Not only are these Black Swan events generally impossible to predict, but they are also impossible to prevent. The event typically affects participants harshly, but it is readily explained after the fact.
The term Black Swan comes from the ancient Western concept that all swans are white. In that context, a Black Swan was a metaphor for something that could not exist. The 17th century discovery of black swans in Australia transformed the term to connote that the perceived impossibility actually came to pass.
There's lots of Black Swan chatter lately because the
S&P/LSTA Leveraged Loan Index took a 3.35% loss last month, representing a "six-sigma move," which is rare for any asset class but especially rare in the historically nonvolatile loan market.
Many, such as
Ben Stein, believe that the subprime and lower-credit problems (Black Swan events) are being overstated in terms of their effect on the broader capital markets.
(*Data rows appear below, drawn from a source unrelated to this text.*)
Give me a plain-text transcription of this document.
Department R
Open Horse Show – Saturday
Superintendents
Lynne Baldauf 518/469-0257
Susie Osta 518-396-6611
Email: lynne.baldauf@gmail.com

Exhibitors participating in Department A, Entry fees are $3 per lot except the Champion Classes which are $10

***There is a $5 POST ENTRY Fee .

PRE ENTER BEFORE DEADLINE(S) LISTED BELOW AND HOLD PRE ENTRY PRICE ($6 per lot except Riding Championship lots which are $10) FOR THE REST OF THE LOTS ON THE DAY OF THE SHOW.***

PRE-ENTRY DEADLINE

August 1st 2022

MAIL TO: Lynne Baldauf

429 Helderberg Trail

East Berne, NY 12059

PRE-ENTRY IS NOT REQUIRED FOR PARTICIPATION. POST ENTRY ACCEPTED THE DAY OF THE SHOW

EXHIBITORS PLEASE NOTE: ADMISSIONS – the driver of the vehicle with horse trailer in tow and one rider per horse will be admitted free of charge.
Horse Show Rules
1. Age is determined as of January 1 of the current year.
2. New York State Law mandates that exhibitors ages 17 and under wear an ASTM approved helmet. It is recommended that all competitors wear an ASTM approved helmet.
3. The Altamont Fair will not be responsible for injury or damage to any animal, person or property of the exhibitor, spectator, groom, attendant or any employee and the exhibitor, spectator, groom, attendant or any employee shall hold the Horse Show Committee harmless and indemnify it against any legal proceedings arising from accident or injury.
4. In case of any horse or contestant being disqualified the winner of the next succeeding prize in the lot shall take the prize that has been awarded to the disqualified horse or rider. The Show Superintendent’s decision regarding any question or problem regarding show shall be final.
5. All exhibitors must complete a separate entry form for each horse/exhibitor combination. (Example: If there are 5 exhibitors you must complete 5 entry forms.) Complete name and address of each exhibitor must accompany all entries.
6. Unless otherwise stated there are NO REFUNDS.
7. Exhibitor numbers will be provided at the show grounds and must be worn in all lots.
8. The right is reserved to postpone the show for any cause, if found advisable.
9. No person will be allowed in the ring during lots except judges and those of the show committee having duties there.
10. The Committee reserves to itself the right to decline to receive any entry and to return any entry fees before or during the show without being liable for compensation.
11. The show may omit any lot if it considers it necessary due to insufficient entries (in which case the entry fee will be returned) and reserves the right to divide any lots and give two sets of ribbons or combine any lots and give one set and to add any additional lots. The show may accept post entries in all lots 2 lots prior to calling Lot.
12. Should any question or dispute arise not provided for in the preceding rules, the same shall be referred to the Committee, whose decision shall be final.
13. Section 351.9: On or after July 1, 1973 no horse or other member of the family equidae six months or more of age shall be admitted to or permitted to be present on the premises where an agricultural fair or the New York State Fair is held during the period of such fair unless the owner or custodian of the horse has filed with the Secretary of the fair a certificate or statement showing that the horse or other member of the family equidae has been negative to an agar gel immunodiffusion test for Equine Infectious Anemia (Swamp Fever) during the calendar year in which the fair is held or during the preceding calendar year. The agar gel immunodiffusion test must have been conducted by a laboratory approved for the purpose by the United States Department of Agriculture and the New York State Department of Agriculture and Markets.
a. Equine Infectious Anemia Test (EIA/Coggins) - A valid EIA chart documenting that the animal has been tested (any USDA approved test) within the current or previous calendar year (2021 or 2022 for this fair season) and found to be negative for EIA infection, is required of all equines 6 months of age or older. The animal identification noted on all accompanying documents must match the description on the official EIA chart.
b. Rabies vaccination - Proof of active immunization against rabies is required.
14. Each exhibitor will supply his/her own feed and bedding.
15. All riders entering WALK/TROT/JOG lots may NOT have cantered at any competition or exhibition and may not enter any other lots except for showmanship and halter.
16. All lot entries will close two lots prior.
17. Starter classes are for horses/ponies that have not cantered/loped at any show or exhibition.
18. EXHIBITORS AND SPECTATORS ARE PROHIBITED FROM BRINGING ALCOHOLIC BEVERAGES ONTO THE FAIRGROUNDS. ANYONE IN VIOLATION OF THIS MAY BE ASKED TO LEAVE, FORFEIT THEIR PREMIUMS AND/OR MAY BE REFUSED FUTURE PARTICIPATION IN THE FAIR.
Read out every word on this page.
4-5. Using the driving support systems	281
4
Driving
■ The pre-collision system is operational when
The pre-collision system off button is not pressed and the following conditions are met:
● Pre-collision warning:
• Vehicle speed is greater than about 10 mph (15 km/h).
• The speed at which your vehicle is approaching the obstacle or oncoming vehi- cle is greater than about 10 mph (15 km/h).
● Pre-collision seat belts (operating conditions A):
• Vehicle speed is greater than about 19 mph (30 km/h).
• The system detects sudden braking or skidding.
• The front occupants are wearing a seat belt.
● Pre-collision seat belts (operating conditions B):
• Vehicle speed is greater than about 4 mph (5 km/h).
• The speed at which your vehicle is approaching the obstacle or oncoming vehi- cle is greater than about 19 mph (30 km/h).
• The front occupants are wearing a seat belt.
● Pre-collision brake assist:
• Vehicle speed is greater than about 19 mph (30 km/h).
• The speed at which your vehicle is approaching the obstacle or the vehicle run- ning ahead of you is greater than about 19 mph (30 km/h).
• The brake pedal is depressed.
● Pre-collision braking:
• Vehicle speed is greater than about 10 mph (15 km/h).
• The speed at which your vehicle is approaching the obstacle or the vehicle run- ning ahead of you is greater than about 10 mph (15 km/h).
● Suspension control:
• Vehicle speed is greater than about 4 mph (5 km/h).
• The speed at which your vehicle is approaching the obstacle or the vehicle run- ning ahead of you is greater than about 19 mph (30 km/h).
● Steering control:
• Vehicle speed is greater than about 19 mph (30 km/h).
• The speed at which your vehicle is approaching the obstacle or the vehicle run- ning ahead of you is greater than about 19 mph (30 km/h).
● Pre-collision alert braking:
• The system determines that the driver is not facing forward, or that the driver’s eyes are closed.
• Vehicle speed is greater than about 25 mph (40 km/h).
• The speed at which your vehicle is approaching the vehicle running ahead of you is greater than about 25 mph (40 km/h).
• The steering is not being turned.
Others, like myself, believe that the subprime experience is symptomatic of the general mispricing of risk and it is being understated in the equity markets -- and that its tail will be long in the credit markets as the pricing of risk undergoes a regression back to the mean.
Who is right?
Time will tell, but it is instructive to go through the exercise of quantifying the significance of the move in lower credit loans in July vs. historic patterns, and then analyze if the recent move lower in equity markets corresponds.
The S&P/LSTA Leveraged Loan Index was established 10 years ago. Its monthly return over the 127 months has averaged 0.42%, with a standard deviation of 0.63%. So July's loss of 3.35% was over six standard deviations from the average. The largest monthly move prior to July was a loss of 1.51% in September 2001; this was 3.6 standard deviations from the average return.
Let's put the Loan Index's move into an equity perspective over the same 10.5 years and calculate what a six-sigma event would mean for equities.
Since 1997, equities have produced an average monthly return of 0.79%, with a standard deviation of 4.36%. There has never been a six-sigma event in that time frame. The largest monthly price change was a 14.5% loss in August 1998 (during Long Term Capital Management's demise); this represented over 4 standard deviations from average returns.
So, using historic equity returns, the stock market would have to be
down by about 25.4% in order to have a comparable six-sigma event to the one that the Loan Index recorded in July 2007.
According to Yale University's
Robert Shiller, there have only been two six-sigma monthly drops in the equity market in the past century. In November 1929, stocks dropped 26.5%, or 7.8 standard deviations away from the average, and in April 1932, stocks fell by 24%, or 6.4 standard deviations. In recent years, the largest monthly loss came in November 1987, when equities had a 12.5% swoon, representing 3.07 standard deviations from the average.
I am not saying that the recent six-sigma event in the Loan Index must necessarily translate into a six-sigma event in equities. Rather, the purpose of today's opening missive is to put the Loan Index's drubbing into an equity context.
What I do know is that the
S&P 500 is only about 6% or 7% lower than the six-year high achieved in mid-July. My personal view remains the same: I do not believe that the equity markets' decline is anywhere near over, and I do believe that the recent dip has not incorporated the full impact of the deteriorating credit cycle.
I suspect, in the fullness of time, a cumulative decline of 20%-25% would not be surprising.